Bug in Linux 3.11: Netfilter MASQUERADE-target does not work anymore
Wednesday, October 9. 2013
This is something I've been trying to crack ever since I installed Fedora 19 alpha into my router. My HTTP-streams do not work. At all. Depending on the application and its retry-policy implementation some things would work, some won't. Examples:
- Playstation 3 updates: Updates load up to 30% and then nothing, this one I mistakenly thought was due to PS3 firmware update
- YLE Areena: No functionality after first 10-40 seconds
- Netflix: Poor picture quality, HD pretty much never kicks in, super-HD... dream on.
- Spotify: Works ok
- Ruutu.fi: Endless loop of commercials, the real program never starts
- Regular FTP-stream: Hang after first bytes
My Fedora 19 Linux is a router connecting to Internet and distributing the connection to my home LAN via NAT. The IPtables rule is:
iptables -t nat -A POSTROUTING -o em1 -j MASQUERADE
I found an article with title IPTables: DNAT, SNAT and Masquerading from LinuxQuestions.org. It says:
"SNAT would be better for you than MASQUERADE, but they both work on outbound (leaving the server) packets. They replace the source IP address in the packets for their own external network device, when the packet returns, the NAT function knows who sent the packet and forwards it back to the originating workstation inside the network."

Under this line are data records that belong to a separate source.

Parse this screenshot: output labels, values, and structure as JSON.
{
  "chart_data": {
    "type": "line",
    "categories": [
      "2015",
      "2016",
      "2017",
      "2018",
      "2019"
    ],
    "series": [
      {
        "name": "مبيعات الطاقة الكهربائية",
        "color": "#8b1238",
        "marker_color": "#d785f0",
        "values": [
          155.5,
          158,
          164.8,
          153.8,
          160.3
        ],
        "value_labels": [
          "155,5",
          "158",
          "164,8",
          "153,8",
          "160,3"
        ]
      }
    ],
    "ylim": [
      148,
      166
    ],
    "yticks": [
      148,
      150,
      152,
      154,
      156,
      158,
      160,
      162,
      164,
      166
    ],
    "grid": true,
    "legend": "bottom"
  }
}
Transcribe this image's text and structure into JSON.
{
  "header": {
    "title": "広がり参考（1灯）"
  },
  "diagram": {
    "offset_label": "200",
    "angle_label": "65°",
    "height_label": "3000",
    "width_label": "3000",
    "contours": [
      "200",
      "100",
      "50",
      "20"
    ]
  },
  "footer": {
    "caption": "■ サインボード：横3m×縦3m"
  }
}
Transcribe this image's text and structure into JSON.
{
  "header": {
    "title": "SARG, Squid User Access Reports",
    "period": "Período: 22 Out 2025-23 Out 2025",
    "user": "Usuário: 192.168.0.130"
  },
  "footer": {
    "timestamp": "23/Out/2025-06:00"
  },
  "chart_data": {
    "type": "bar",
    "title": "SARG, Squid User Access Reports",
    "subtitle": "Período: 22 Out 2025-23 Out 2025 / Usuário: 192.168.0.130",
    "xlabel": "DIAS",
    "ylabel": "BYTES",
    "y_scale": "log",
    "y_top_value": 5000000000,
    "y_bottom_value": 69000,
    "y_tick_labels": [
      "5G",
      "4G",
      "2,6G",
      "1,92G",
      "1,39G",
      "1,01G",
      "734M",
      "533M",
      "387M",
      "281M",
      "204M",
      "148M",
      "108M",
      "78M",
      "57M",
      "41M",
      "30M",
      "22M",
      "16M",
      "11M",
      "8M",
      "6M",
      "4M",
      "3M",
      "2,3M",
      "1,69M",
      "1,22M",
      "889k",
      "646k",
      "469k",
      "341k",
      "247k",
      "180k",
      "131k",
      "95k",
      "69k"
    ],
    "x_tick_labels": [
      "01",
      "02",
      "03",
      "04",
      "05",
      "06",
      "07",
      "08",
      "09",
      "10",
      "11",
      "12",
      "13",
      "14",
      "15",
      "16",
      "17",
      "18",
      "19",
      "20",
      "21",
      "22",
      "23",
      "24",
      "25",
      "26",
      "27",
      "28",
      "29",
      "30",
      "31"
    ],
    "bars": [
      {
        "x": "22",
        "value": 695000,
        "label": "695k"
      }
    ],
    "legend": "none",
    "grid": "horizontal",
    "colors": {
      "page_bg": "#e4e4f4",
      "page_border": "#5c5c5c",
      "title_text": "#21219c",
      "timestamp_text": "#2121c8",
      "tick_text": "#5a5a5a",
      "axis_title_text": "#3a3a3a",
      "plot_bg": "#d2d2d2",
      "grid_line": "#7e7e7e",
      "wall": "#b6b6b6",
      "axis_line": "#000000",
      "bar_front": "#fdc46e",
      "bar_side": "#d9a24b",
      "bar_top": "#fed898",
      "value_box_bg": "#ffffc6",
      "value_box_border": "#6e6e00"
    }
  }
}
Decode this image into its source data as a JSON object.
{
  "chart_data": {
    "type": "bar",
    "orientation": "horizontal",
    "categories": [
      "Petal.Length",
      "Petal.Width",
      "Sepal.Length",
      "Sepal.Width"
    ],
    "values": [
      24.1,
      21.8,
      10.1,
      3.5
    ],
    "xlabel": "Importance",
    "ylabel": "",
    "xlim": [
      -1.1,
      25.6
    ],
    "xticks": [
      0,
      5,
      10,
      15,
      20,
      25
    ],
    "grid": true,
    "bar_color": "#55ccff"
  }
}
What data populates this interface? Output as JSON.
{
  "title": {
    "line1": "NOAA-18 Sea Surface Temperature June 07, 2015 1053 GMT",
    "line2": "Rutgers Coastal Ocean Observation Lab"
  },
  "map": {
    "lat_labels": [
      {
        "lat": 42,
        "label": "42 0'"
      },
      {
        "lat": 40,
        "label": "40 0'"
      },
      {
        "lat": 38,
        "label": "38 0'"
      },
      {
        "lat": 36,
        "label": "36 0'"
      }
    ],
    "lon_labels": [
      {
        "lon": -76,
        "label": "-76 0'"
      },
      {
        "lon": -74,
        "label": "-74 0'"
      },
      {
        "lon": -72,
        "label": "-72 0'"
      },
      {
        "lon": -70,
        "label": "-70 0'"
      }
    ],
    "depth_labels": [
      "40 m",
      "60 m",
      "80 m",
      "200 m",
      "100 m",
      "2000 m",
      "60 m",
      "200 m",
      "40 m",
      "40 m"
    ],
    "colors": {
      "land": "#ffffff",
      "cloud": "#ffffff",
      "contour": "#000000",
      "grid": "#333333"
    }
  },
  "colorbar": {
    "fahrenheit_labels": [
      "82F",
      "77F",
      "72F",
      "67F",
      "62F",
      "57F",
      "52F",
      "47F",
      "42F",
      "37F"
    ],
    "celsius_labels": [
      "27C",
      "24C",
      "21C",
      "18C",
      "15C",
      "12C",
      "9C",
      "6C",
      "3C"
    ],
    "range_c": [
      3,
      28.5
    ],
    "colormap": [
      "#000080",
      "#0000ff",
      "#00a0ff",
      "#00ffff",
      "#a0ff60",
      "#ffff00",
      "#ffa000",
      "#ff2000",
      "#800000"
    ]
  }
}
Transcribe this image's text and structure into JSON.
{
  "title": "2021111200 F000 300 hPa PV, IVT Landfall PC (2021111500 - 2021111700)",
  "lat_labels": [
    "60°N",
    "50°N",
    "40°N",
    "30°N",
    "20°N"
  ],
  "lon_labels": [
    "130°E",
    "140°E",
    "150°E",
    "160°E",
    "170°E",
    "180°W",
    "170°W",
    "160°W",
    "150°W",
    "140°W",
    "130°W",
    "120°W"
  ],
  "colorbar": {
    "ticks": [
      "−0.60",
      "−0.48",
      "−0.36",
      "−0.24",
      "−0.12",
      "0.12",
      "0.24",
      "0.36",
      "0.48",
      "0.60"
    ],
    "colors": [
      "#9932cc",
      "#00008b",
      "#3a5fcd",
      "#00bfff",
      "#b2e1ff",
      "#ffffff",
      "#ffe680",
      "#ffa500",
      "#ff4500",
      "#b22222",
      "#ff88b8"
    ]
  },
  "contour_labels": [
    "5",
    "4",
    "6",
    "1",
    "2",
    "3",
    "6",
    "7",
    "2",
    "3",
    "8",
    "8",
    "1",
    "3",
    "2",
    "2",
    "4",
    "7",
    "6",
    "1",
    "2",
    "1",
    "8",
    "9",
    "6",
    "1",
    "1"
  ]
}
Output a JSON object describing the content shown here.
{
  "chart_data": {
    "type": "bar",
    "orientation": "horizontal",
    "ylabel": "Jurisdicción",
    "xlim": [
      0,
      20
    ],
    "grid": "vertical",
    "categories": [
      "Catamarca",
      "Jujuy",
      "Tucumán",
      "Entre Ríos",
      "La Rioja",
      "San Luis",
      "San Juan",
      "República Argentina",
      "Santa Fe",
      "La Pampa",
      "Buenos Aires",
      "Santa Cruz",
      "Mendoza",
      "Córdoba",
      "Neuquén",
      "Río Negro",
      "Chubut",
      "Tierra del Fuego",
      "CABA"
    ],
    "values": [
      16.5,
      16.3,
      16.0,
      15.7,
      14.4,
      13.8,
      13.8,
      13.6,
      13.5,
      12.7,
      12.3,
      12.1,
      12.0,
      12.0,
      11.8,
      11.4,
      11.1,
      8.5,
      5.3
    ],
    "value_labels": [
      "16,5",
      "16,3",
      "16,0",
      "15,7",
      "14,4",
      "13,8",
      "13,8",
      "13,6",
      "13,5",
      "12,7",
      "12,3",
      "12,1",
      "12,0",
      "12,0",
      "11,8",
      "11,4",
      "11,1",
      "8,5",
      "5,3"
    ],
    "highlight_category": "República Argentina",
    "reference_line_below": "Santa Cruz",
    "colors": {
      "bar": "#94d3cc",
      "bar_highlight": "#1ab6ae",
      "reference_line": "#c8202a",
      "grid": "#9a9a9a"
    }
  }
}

So, I had to try that. I changed my NAT-rule to:
iptables -t nat -D POSTROUTING -o em1 -j MASQUERADE
iptables -t nat -A POSTROUTING -o em1 -j SNAT --to-source 80.my.source.IP
... and everything starts to work ok! I've been using the same masquerade-rule for at least 10 years without problems. Something must have changed in Linux-kernel.
I did further studies with this problem. On a remote server I did following on a publicly accessible directory:
# dd if=/dev/urandom of=random.bin bs=1024 count=10240
10240+0 records in
10240+0 records out
10485760 bytes (10 MB) copied, 1.76654 s, 5.9 MB/s
It creates a random file of 10 MiB. For testing purposes, I can load the file with wget-utility:
# wget http://81.the.other.IP/random.bin
Connecting to 81.the.other.IP:80... connected.
HTTP request sent, awaiting response... 200 OK
Length: 10485760 (10M) [application/octet-stream]
Saving to: `random.bin'
100%[=================>] 10,485,760 7.84M/s in 1.3s
2013-10-08 17:06:02 (7.84 MB/s) - `random.bin' saved [10485760/10485760]
No problems. The file loads ok. The speed is good, nothing fancy there. I change the rule back to MASQUERADE and do the same thing again:
# wget http://81.the.other.IP/random.bin
Connecting to 81.the.other.IP:80... connected.
HTTP request sent, awaiting response... 200 OK
Length: 10485760 (10M) [application/octet-stream]
Saving to: `random.bin'
10% [=======> ] 1,090,200 --.-K/s eta 85m 59s
After waiting for 10 minutes, there was no change in the download. wget simply hung there and would not process without manual intervention. Its official: masquerade is busted.
Me finding a bug in Linux kernel is almost impossible. I'm not a kernel developer, or anything, but anything I try finds nothing from the net. So I had to double check to rule out following:
- Hardware:
- Transferring similar file from router-box to client works fully. I tested a 100 MiB file. No issues with my LAN or the client computer.
- Transferring similar file from outside-server to router-box works fully. I tested a 100 MiB file. No issues with my Internet connection.
- When not NATing, everything works ok. Based on this I don't suspect any hardware issues.
- There is no difference in my home if using WLAN or Ethernet. The problem is related to my POSTROUTING-setting.
- IPv4:
- I have a SixXS IPv6-tunnel at my disposal. Transferring a 100 MiB file from outside-server via IPv6 to the same a IPv4 NATed client works fully. No issues.
- My original claim is that MASQUERADE is broken, SNAT works. Functioning IPv6 connection supports that claim.
To further see if it would be a Fedora-thing, or affecting entire Linux, I took official Linux 3.11.4 source code and Fedora kernel-3.11.3-201.fc19.src.rpm and ran a diff:
# diff -aur /tmp/linux.orig/linux-3.11.4/net/ipv4/netfilter \
/tmp/linux.fc19/linux-3.11/net/ipv4/netfilter
Nothing. No differences encountered. Looks like I have to file a bug report to Fedora and possibly Netfilter-project. Looking at the change log of /net/ipv4/netfilter/ipt_MASQUERADE.c reveals absolutely nothing, the change must be somewhere else.